Once the candidate applies, and sometimes even before that, they may be interviewed by video. Some of those will be asynchronous like Hirevue is known for and others will be bisynchronous like a more traditional, in-person or phone interview. Either way, video interviews allow employers to speak with far more candidates far faster and far less expensively. Instead of being able to interview candidates at 20 schools, they can interview candidates at thousands of schools. That’s great for their diversity and inclusion efforts, but a real challenge for candidates who aren’t comfortable talking into a screen. Mind you, for every candidate who isn’t comfortable talking into a screen there is probably a candidate who isn’t comfortable with an in-person interview.
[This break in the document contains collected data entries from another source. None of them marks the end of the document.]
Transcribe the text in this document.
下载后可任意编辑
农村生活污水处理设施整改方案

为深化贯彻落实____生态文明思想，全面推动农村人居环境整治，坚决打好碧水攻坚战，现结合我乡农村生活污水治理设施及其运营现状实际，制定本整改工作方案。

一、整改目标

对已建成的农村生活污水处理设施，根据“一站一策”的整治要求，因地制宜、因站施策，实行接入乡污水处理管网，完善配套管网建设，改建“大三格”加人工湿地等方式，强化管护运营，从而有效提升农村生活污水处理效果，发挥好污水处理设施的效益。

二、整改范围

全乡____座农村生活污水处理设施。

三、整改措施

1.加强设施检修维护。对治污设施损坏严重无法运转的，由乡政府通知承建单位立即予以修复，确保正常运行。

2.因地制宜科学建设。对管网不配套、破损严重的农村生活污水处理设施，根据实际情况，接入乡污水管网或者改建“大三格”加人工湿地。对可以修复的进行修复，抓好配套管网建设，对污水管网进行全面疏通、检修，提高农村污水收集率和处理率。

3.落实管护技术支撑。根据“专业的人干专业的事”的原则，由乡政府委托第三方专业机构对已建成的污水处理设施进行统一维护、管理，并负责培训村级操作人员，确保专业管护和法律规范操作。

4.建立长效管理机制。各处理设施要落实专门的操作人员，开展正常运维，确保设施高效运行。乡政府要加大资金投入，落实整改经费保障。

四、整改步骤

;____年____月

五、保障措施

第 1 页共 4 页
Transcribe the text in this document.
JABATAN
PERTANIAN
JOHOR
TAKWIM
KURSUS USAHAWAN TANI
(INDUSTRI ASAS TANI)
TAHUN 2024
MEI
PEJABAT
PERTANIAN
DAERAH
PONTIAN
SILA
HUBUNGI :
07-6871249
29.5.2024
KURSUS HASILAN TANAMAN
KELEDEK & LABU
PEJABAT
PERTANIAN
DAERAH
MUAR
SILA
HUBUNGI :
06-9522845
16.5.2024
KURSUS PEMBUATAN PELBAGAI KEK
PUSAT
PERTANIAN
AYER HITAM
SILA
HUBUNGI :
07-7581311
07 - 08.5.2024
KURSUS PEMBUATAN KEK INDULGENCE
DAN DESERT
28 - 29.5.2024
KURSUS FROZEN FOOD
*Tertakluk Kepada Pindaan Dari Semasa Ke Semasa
In a nutshell, I suspect what we’re going to see this fall and beyond is a massive shift that we thought would take years instead taking just months. More and more employers will become school and even major agnostic. For the schools who struggled to attract employers to their campuses, this is great news. For the students whose majors weren’t the most sought after, this is great news. Far more schools and students will find it far easier to become part of the hiring process, but one cost to all will be a much lower touch process with far more candidates considered, far more interviewed via video, and far more extended offers without stepping foot in the facility they’ll work in.